For n = 20: np = 2.4 < 5 ✗ — conditions not satisfied; distribution is right-skewed
For n = 500: np = 60 ≥ 5 ✓, n(1−p) = 440 ≥ 5 ✓ — clearly normal

Minimum n for normal approximation:
Need np ≥ 5: n × 0.12 ≥ 5 ⇒ n ≥ 41.7 ⇒ n ≥ 42
Need n(1−p) ≥ 5: n × 0.88 ≥ 5 ⇒ n ≥ 5.7 (always satisfied when n≥42)
Conditions first satisfied at n = 42.
p = 0.7, n = 250
Conditions: np = 175 ≥ 5 ✓, n(1−p) = 75 ≥ 5 ✓
(a) E(p̂) = 0.7; SE = √(0.7 × 0.3/250) = √0.00084 ≈ 0.02898
(b) P(p̂ ≤ 0.65) = normCdf(−10⁹⁹, 0.65, 0.7, 0.02898)
Z = (0.65 − 0.7)/0.02898 ≈ −1.725
P(p̂ ≤ 0.65) ≈ 0.0423
(c) If p truly is 0.7, there is only a 4.2% chance of getting p̂ ≤ 0.65. This is fairly strong evidence against the 70% claim, as such a result would be unlikely to occur by chance alone.
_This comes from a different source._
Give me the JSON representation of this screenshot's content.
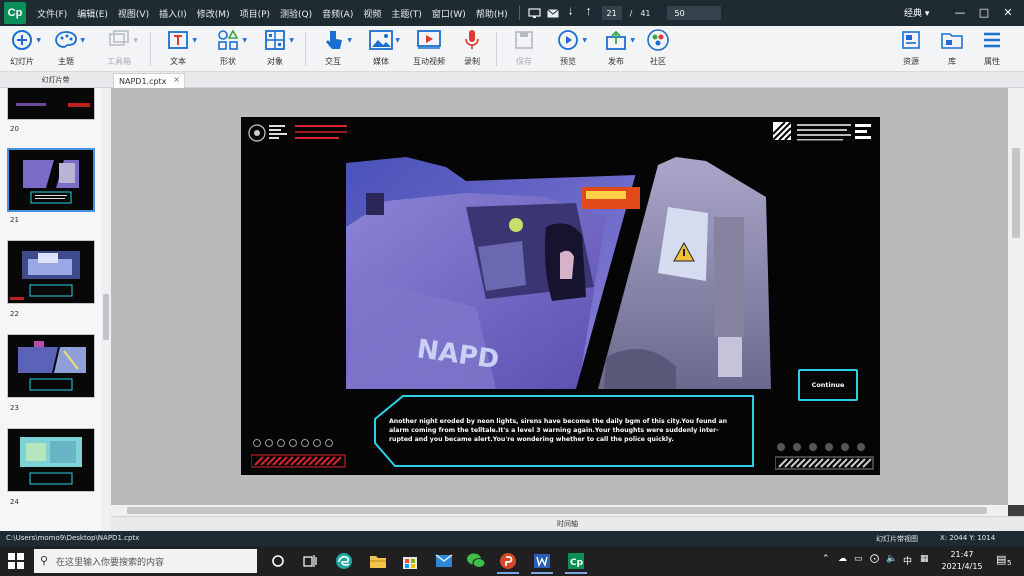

Most statisticians would consider a result this extreme (under 5%) as noteworthy, though a formal hypothesis test would be needed for a definitive conclusion.
p = 0.25
(a) n = 100: SE = √(0.25×0.75/100) = √0.001875 ≈ 0.04330
P(p̂ > 0.30) = normCdf(0.30, 10⁹⁹, 0.25, 0.04330)
Z = (0.30−0.25)/0.04330 ≈ 1.155
P ≈ 0.1241
(b) n = 400: SE = √(0.25×0.75/400) = √0.0004688 ≈ 0.02165
P(p̂ > 0.30) = normCdf(0.30, 10⁹⁹, 0.25, 0.02165)
Z = (0.30−0.25)/0.02165 ≈ 2.309
P ≈ 0.0105
(c) With n=100, there is a 12.4% chance of the sample proportion exceeding 0.30; with n=400, only a 1.05% chance. The larger sample has a much smaller SE (0.022 vs 0.043), so p̂ is far more tightly concentrated around p=0.25. The CLT guarantees the approximation is reliable for both samples (np≥5 in both cases). Larger samples make it less likely to observe large deviations from the true proportion purely by chance.